7. The witnesses who resiled were the two students who were present at the house for the purpose of appearing at an examination. They have answered a number of questions which clearly corroborate the evidence of the other witnesses. For example, P.W. 7, Chintaman Gangaram Kulkarni stated that the light of some lamp was coming outside the door of the house and that when Kamlakar caught hold of the assailant Rattan fell down on the ground near the door of the Ota. He also stated that Rattan's mother went inside the house, brought water, tried to give water to Rattan, but he did not drink. He also stated that after hearing the cries, Rattan's uncles, his sister and her husband came there. He admitted that Kamlakar told his uncle what had happened, he did not hear it. He admitted that it was true also that thereafter one of the uncles of the deceased Rattan went to the police station to make a report. The other witness (P.W. 10) also stated quite clearly that at about 3 or 4 A.M. the police came to the house and that his statement and those of two companions were recorded by the police at 7 A.M. the next morning. He also admitted that they all woke up when they heard the cry in the middle of the night and that Rattan's wife had also awakened and she had stood in the door of the house. He admitted that the light was burning in the house and the door of the house was open and that the light of the lamp had spread over the ota of the house through the open door. He also admitted that Rattan's mother brought water from the house and poured in into the mouth of Rattan but he did not drink and all the inmates were crying aloud with the result that Rattan's uncle Jairam, his two brothers, Rattan's sister and her husband came there immediately after the crime. Jairam made enquiries with Kamlakar and Naibai how it had happened and that Kamlakar told something to Jairam but he said that he did not hear it. All this corroborates the evidence of the three eye witnesses except as to the identity of the appellant. We accept the evidence of the eye-witnesses.
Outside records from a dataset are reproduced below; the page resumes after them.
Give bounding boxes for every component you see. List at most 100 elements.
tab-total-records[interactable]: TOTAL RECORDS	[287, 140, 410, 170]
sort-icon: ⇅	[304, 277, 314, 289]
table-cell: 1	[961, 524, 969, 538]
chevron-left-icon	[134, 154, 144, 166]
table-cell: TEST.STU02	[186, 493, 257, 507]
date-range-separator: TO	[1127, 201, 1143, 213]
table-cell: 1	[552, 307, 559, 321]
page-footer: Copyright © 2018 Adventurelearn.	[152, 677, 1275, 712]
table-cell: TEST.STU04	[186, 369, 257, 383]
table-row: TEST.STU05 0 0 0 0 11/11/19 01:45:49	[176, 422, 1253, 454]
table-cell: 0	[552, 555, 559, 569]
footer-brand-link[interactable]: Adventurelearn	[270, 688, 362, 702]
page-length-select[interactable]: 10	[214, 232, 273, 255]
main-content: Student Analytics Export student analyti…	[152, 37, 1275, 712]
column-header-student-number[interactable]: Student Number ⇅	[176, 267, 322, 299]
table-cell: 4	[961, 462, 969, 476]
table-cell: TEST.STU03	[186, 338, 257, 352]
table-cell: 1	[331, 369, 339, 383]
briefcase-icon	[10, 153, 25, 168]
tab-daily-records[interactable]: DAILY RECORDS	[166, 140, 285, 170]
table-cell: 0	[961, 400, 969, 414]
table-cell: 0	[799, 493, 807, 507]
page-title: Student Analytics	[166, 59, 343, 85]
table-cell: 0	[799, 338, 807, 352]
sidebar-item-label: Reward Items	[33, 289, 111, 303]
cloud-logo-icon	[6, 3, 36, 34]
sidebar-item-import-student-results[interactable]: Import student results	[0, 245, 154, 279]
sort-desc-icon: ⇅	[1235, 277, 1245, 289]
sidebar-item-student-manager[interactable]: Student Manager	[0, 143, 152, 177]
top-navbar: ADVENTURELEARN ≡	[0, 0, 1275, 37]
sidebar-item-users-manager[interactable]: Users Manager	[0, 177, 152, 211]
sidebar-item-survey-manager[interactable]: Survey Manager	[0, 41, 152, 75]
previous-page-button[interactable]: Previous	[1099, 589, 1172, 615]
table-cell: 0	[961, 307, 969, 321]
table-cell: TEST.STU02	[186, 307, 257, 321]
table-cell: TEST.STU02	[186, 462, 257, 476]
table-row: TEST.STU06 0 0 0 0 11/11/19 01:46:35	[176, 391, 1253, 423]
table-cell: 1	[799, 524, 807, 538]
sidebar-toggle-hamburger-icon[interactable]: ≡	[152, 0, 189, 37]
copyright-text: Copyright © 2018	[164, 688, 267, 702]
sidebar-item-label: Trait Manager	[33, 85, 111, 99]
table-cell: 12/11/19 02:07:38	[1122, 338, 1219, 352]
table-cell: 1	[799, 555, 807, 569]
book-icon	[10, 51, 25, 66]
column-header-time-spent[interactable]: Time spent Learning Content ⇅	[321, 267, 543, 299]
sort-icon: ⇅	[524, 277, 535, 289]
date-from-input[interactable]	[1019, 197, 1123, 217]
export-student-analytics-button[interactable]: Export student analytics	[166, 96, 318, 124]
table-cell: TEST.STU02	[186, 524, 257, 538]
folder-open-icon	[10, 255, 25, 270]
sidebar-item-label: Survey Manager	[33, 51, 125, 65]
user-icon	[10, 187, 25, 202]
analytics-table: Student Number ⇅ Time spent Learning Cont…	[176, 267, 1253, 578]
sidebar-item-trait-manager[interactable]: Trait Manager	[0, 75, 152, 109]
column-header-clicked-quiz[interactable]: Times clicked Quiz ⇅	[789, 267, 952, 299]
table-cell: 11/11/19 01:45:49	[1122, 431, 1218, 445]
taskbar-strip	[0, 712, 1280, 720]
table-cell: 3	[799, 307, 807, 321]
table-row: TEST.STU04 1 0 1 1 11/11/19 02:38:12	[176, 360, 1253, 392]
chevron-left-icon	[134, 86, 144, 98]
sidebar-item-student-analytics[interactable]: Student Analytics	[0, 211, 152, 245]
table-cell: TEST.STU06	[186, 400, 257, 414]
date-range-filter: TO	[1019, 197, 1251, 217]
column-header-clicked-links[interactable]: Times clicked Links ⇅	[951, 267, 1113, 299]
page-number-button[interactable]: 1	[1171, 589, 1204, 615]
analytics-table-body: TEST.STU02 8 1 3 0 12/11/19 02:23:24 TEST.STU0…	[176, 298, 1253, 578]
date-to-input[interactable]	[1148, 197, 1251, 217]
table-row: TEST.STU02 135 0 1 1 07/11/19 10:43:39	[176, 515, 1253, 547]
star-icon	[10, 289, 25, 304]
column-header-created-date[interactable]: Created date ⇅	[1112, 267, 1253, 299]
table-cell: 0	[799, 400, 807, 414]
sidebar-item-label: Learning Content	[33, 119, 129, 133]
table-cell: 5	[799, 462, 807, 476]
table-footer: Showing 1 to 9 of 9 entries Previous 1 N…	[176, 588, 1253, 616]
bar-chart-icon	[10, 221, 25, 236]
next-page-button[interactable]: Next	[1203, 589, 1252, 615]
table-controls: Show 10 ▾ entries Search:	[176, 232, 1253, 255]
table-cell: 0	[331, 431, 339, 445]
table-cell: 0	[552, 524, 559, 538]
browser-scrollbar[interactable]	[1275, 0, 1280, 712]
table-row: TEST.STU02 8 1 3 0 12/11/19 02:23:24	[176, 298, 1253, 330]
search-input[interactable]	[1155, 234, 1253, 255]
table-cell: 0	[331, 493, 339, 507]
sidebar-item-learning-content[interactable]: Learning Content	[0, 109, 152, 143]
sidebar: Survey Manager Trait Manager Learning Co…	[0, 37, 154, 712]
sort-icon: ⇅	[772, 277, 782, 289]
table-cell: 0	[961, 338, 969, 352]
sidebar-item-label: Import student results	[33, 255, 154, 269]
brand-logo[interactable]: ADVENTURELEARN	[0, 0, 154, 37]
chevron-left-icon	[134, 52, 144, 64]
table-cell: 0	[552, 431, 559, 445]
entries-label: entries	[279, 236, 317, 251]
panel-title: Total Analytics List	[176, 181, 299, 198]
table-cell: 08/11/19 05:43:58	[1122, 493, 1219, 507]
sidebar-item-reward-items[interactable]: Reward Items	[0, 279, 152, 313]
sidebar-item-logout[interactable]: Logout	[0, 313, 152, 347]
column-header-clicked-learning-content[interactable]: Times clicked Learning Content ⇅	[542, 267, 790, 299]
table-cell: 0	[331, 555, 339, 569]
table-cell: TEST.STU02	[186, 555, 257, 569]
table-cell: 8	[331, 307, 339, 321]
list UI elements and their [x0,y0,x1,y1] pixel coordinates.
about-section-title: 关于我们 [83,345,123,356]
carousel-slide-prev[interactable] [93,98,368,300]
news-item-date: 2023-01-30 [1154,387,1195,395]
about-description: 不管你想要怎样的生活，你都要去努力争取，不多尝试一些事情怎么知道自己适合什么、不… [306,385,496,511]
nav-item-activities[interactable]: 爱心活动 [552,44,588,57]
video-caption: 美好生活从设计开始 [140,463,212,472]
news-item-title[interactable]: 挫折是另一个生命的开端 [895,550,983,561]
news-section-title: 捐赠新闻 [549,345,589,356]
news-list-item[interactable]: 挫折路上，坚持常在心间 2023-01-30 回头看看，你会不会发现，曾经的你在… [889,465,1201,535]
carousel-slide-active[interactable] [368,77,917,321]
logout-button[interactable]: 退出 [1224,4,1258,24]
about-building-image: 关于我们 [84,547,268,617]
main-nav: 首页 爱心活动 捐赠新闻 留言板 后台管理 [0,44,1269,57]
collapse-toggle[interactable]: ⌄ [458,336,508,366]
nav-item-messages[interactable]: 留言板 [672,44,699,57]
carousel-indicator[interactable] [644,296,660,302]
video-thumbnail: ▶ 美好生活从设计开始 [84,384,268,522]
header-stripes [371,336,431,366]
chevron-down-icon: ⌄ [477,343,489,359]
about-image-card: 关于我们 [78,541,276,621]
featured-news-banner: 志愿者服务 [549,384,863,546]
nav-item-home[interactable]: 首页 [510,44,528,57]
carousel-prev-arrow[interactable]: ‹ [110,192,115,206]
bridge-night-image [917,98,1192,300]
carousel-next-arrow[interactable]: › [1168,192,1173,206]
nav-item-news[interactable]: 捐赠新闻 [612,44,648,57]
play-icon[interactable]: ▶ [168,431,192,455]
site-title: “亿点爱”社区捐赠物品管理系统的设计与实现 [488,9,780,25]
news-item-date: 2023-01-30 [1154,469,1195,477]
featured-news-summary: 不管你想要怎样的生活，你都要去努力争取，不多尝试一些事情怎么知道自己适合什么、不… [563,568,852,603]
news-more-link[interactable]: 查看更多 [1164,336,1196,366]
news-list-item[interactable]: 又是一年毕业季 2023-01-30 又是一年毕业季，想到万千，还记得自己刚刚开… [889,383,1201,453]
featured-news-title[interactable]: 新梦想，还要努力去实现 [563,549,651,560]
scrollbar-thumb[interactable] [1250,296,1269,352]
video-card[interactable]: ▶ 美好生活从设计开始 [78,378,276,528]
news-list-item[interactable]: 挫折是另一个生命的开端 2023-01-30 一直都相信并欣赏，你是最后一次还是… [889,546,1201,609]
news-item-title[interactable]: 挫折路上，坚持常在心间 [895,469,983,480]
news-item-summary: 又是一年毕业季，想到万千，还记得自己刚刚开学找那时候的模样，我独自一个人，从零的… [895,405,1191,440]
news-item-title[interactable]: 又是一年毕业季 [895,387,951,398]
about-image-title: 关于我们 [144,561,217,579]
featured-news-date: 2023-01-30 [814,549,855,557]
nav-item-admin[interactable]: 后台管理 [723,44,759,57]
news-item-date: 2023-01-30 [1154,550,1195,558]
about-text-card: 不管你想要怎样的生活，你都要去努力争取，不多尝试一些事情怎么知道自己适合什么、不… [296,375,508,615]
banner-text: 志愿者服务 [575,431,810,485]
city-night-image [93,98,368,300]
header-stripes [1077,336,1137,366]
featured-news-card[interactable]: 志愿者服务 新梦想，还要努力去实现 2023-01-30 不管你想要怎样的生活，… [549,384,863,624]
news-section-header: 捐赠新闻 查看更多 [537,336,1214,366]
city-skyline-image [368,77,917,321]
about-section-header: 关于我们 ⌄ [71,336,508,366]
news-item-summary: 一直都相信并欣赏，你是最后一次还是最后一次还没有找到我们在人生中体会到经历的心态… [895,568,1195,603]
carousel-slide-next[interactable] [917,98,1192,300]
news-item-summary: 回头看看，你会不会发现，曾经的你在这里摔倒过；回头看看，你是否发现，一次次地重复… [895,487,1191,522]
8. The medical evidence was used to challenge the scene of offence on the ground that there were no blood marks found, but in our opinion, the man might bleed internally after receiving stab wound in the heart. The witnesses have stated that Rattan was stabbed on the spot where the body was found after the occurrence took place. Blood was in fact found at the spot but the source of the blood could not be ascertained There is no reason to think that it was blood of some animal. On the whole we are satisfied that this case was proved satisfactorily. The appeal, therefore, fails and is dismissed.